Штейнер Рудольф (1861–1925) – австрийский философ и эзотерик, основатель «гётеанства XX века» – антропософии как «науки о духе», по которой человек может саморазвиваться и познавать духовное через свое мышление. Антропософия имела огромную популярность на рубеже веков и влияла на искусство, педагогику, медицину, сельское хозяйство. Его учение оказало большое влияние на различные сферы жизни, такие как педагогика (вальдорфская педагогика), искусство (эвритмия, антропософская архитектура), медицина (антропософская медицина), сельское хозяйство (биодинамическое сельское хозяйство). Кульминацией идей Штейнера стало возведение близ Базеля так называемого Гётенаума – Центра антропософского движения, который своей «органической архитектурой» по замыслу представляет модель Вселенной и объединяет в себе все виды искусств, т. е. является «гезамткунстверком» – одним из центральных концептов культуры модерна.

68

Крамер Август (1860–1912) – немецкий психиатр, сын другого психиатра – Генриха Крамера. Написал уважаемое коллегами введение в судебную психиатрию, а вместе с Отто Бинсвангером – «Учебник психиатрии» (1904). Активно занимался поддержкой и призрением «асоциальных» душевнобольных, открыл первую немецкую Народную неврологическую клинику и заложил основы детской и подростковой психиатрии. Сформировал термин «озвученные мысли» (нем. Gedankenlautwerden).

69

Гротьян Альфред (1869–1931) – немецкий врач, основатель социальной гигиены, автор первого учебника по социальной медицине XX века – «Социальная патология» (1912).
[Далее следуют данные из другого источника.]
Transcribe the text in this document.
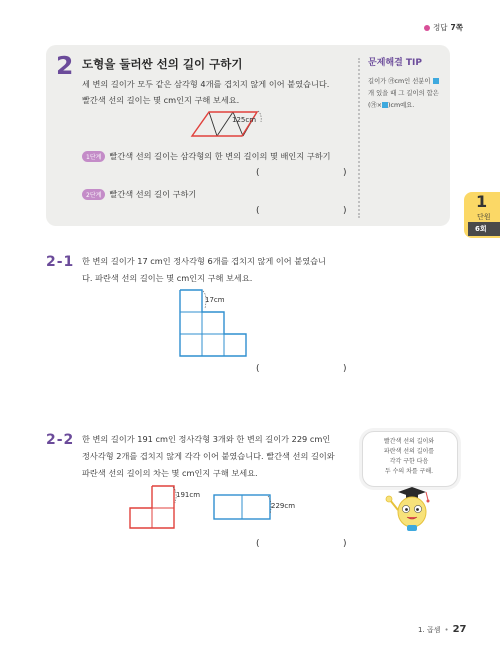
정답 7쪽
2 도형을 둘러싼 선의 길이 구하기
세 변의 길이가 모두 같은 삼각형 4개를 겹치지 않게 이어 붙였습니다.
빨간색 선의 길이는 몇 cm인지 구해 보세요.
125cm
1단계 빨간색 선의 길이는 삼각형의 한 변의 길이의 몇 배인지 구하기
(	)
2단계 빨간색 선의 길이 구하기
(	)
문제해결 TIP
길이가 ㉮cm인 선분이
개 있을 때 그 길이의 합은
(㉮× )cm예요.
1
단원
6회
2-1 한 변의 길이가 17 cm인 정사각형 6개를 겹치지 않게 이어 붙였습니
다. 파란색 선의 길이는 몇 cm인지 구해 보세요.
17cm
(	)
2-2 한 변의 길이가 191 cm인 정사각형 3개와 한 변의 길이가 229 cm인
정사각형 2개를 겹치지 않게 각각 이어 붙였습니다. 빨간색 선의 길이와
파란색 선의 길이의 차는 몇 cm인지 구해 보세요.
191cm
229cm
(	)
빨간색 선의 길이와
파란색 선의 길이를
각각 구한 다음
두 수의 차를 구해.
1. 곱셈 • 27
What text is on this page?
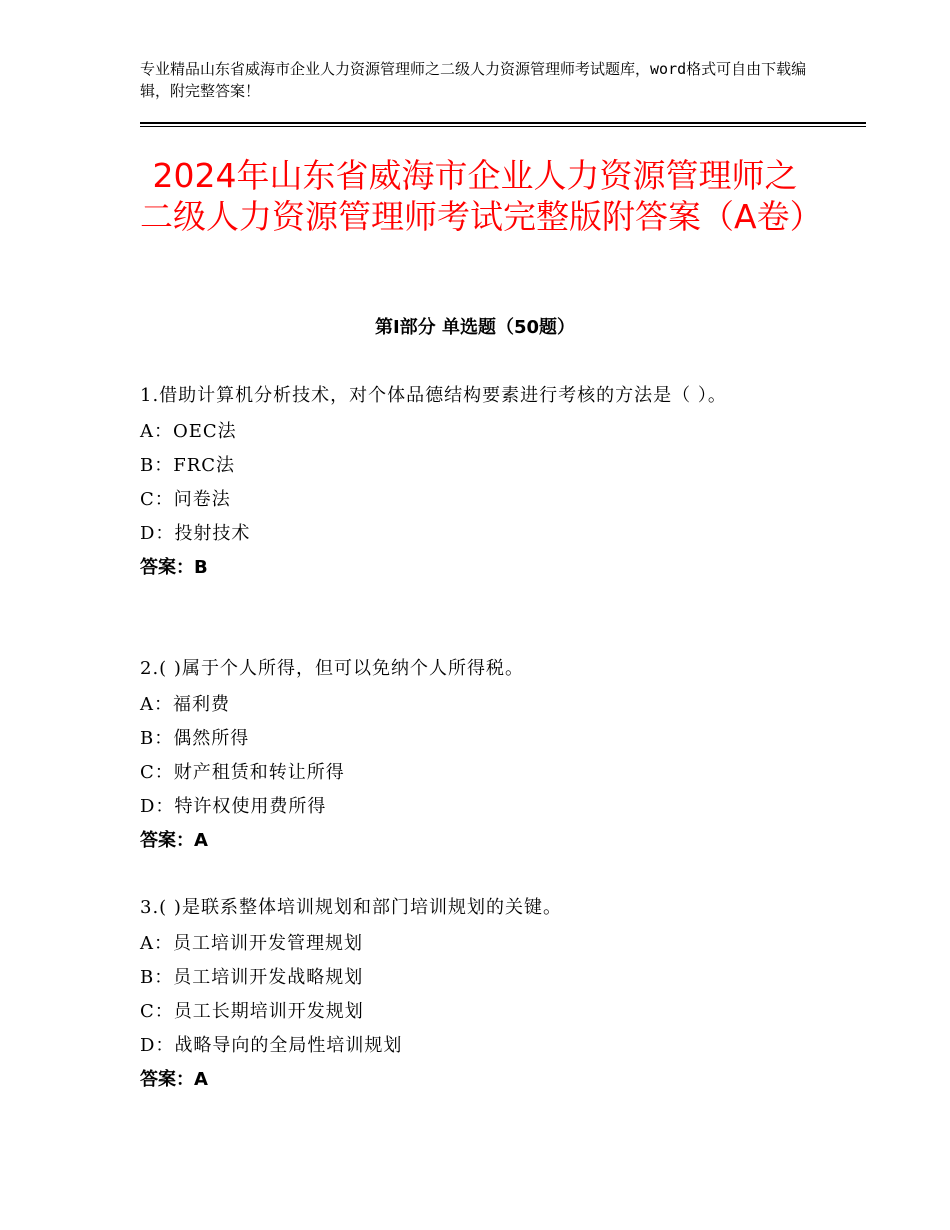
专业精品山东省威海市企业人力资源管理师之二级人力资源管理师考试题库，word格式可自由下载编辑，附完整答案！
2024年山东省威海市企业人力资源管理师之二级人力资源管理师考试完整版附答案（A卷）
第Ⅰ部分 单选题（50题）

1.借助计算机分析技术，对个体品德结构要素进行考核的方法是（ ）。

A：OEC法

B：FRC法

C：问卷法

D：投射技术

答案：B

2.( )属于个人所得，但可以免纳个人所得税。

A：福利费

B：偶然所得

C：财产租赁和转让所得

D：特许权使用费所得

答案：A

3.( )是联系整体培训规划和部门培训规划的关键。

A：员工培训开发管理规划

B：员工培训开发战略规划

C：员工长期培训开发规划

D：战略导向的全局性培训规划

答案：A
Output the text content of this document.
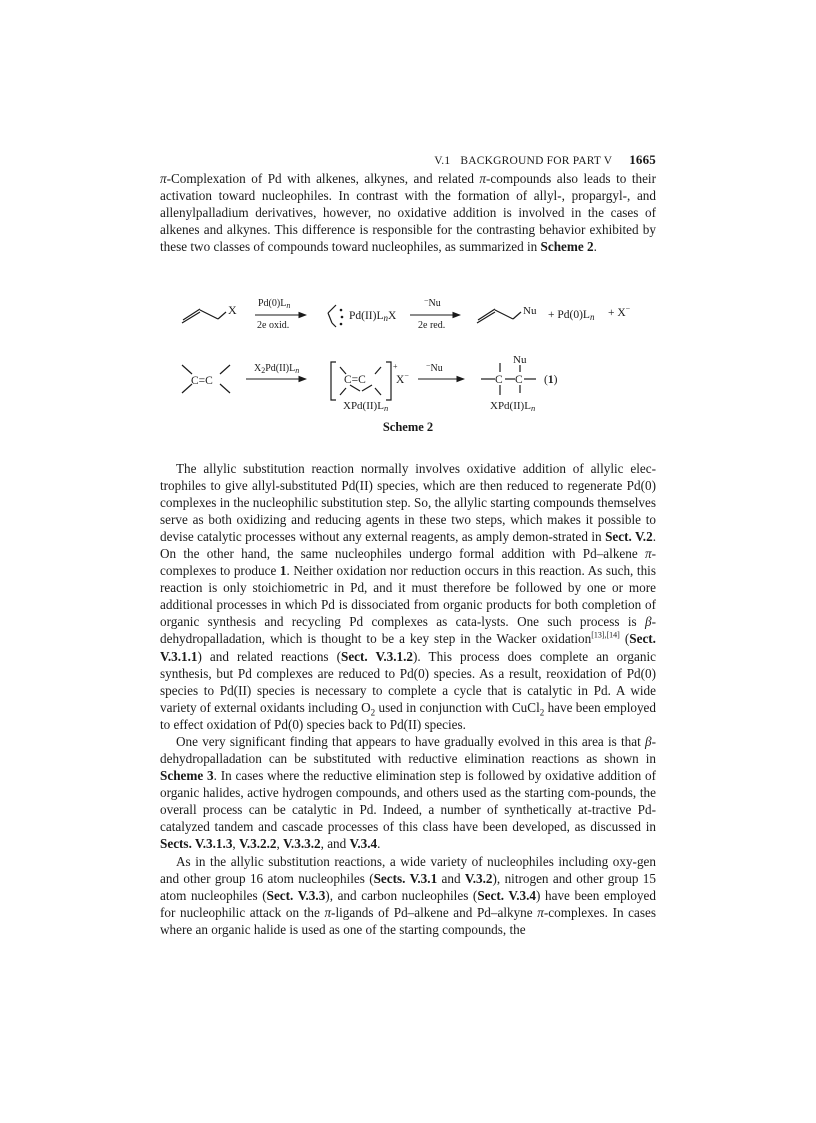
V.1 BACKGROUND FOR PART V 1665

π-Complexation of Pd with alkenes, alkynes, and related π-compounds also leads to their activation toward nucleophiles. In contrast with the formation of allyl-, propargyl-, and allenylpalladium derivatives, however, no oxidative addition is involved in the cases of alkenes and alkynes. This difference is responsible for the contrasting behavior exhibited by these two classes of compounds toward nucleophiles, as summarized in Scheme 2.

X $Pd(0)L_n$
2e oxid.
Pd(II)LnX
−Nu
2e red.
Nu + Pd(0)Ln + X−
C=C
$X_2Pd(II)L_n$
C=C
+
XPd(II)Ln
X−
−Nu
Nu
C C
XPd(II)Ln
(1)
Scheme 2

The allylic substitution reaction normally involves oxidative addition of allylic elec-trophiles to give allyl-substituted Pd(II) species, which are then reduced to regenerate Pd(0) complexes in the nucleophilic substitution step. So, the allylic starting compounds themselves serve as both oxidizing and reducing agents in these two steps, which makes it possible to devise catalytic processes without any external reagents, as amply demon-strated in Sect. V.2. On the other hand, the same nucleophiles undergo formal addition with Pd–alkene π-complexes to produce 1. Neither oxidation nor reduction occurs in this reaction. As such, this reaction is only stoichiometric in Pd, and it must therefore be followed by one or more additional processes in which Pd is dissociated from organic products for both completion of organic synthesis and recycling Pd complexes as cata-lysts. One such process is β-dehydropalladation, which is thought to be a key step in the Wacker oxidation[13],[14] (Sect. V.3.1.1) and related reactions (Sect. V.3.1.2). This process does complete an organic synthesis, but Pd complexes are reduced to Pd(0) species. As a result, reoxidation of Pd(0) species to Pd(II) species is necessary to complete a cycle that is catalytic in Pd. A wide variety of external oxidants including $O_2$ used in conjunction with CuCl$_2$ have been employed to effect oxidation of Pd(0) species back to Pd(II) species.

One very significant finding that appears to have gradually evolved in this area is that β-dehydropalladation can be substituted with reductive elimination reactions as shown in Scheme 3. In cases where the reductive elimination step is followed by oxidative addition of organic halides, active hydrogen compounds, and others used as the starting com-pounds, the overall process can be catalytic in Pd. Indeed, a number of synthetically at-tractive Pd-catalyzed tandem and cascade processes of this class have been developed, as discussed in Sects. V.3.1.3, V.3.2.2, V.3.3.2, and V.3.4.

As in the allylic substitution reactions, a wide variety of nucleophiles including oxy-gen and other group 16 atom nucleophiles (Sects. V.3.1 and V.3.2), nitrogen and other group 15 atom nucleophiles (Sect. V.3.3), and carbon nucleophiles (Sect. V.3.4) have been employed for nucleophilic attack on the π-ligands of Pd–alkene and Pd–alkyne π-complexes. In cases where an organic halide is used as one of the starting compounds, the
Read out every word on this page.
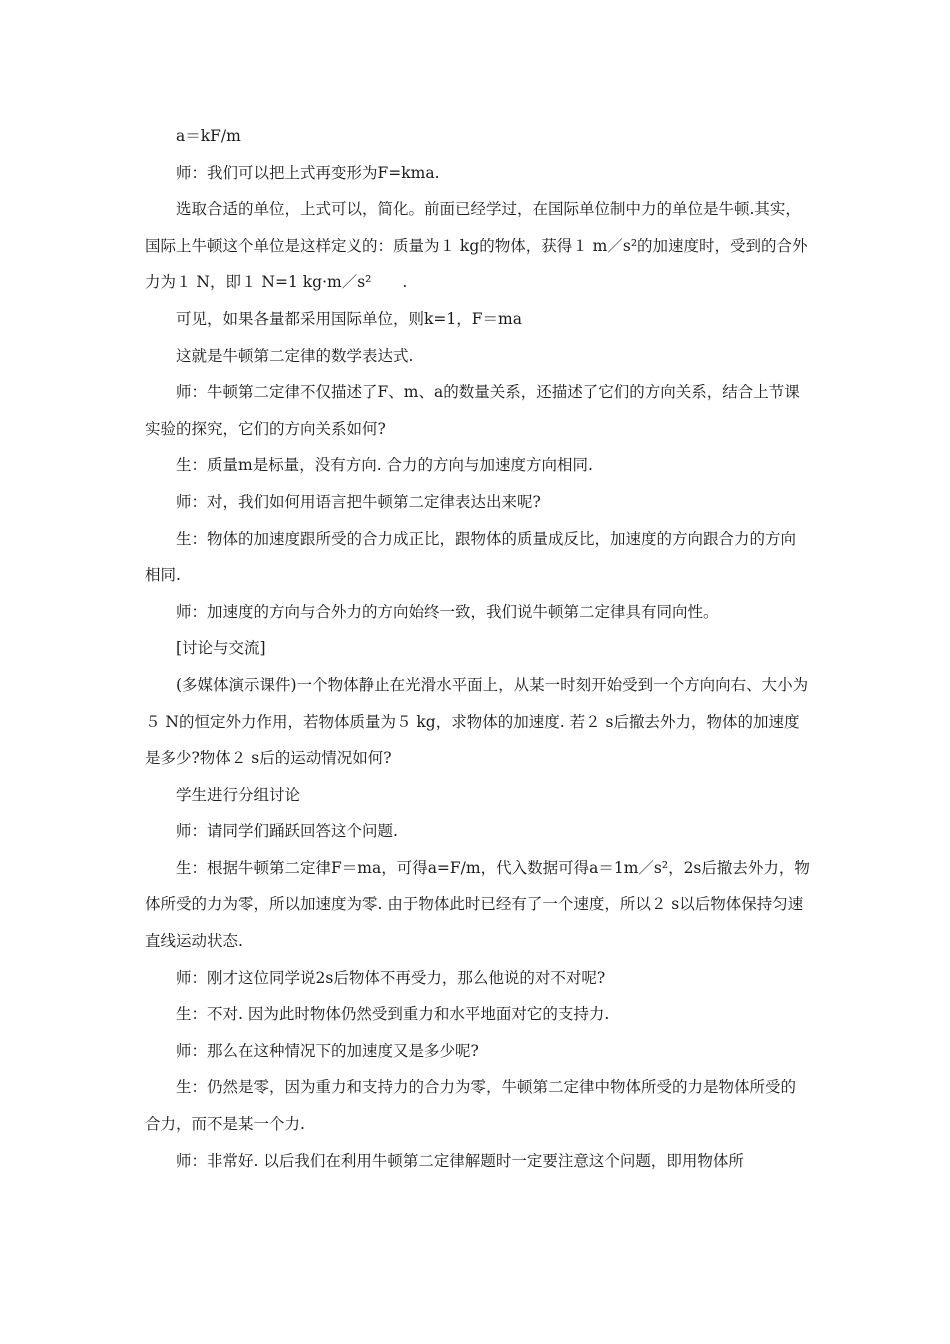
a＝kF/m

师：我们可以把上式再变形为F=kma.

选取合适的单位，上式可以，简化。前面已经学过，在国际单位制中力的单位是牛顿.其实，国际上牛顿这个单位是这样定义的：质量为１ kg的物体，获得１ m／s²的加速度时，受到的合外力为１ N，即１ N=1 kg·m／s²　　.

可见，如果各量都采用国际单位，则k=1，F＝ma

这就是牛顿第二定律的数学表达式.

师：牛顿第二定律不仅描述了F、m、a的数量关系，还描述了它们的方向关系，结合上节课实验的探究，它们的方向关系如何?

生：质量m是标量，没有方向. 合力的方向与加速度方向相同.

师：对，我们如何用语言把牛顿第二定律表达出来呢?

生：物体的加速度跟所受的合力成正比，跟物体的质量成反比，加速度的方向跟合力的方向相同.

师：加速度的方向与合外力的方向始终一致，我们说牛顿第二定律具有同向性。

[讨论与交流]

(多媒体演示课件)一个物体静止在光滑水平面上，从某一时刻开始受到一个方向向右、大小为５ N的恒定外力作用，若物体质量为５ kg，求物体的加速度. 若２ s后撤去外力，物体的加速度是多少?物体２ s后的运动情况如何?

学生进行分组讨论

师：请同学们踊跃回答这个问题.

生：根据牛顿第二定律F＝ma，可得a=F/m，代入数据可得a＝1m／s²，2s后撤去外力，物体所受的力为零，所以加速度为零. 由于物体此时已经有了一个速度，所以２ s以后物体保持匀速直线运动状态.

师：刚才这位同学说2s后物体不再受力，那么他说的对不对呢?

生：不对. 因为此时物体仍然受到重力和水平地面对它的支持力.

师：那么在这种情况下的加速度又是多少呢?

生：仍然是零，因为重力和支持力的合力为零，牛顿第二定律中物体所受的力是物体所受的合力，而不是某一个力.

师：非常好. 以后我们在利用牛顿第二定律解题时一定要注意这个问题，即用物体所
Согласно его теории, на протекание и лечение заболевания оказывает влияние социальное окружение больного. В то же время в культурной и политической истории Германии Гротьян не остался незапятнанным: в 1920-х он стал одним из самых радикальных представителей евгеники и расовой гигиены, изложив в известном сочинении «Гигиена человеческого размножения» (1926) необходимость «планомерного искоренения» и «количественного и качественного […] очищения человеческого общества от больных, уродливых и неполноценных» – посредством призрения и принудительной стерилизации слабоумных, алкоголиков и инвалидов. Уже после смерти автора нацистский режим начнет воплощать его идеи в «жизнь» самым прямым и брутальным образом.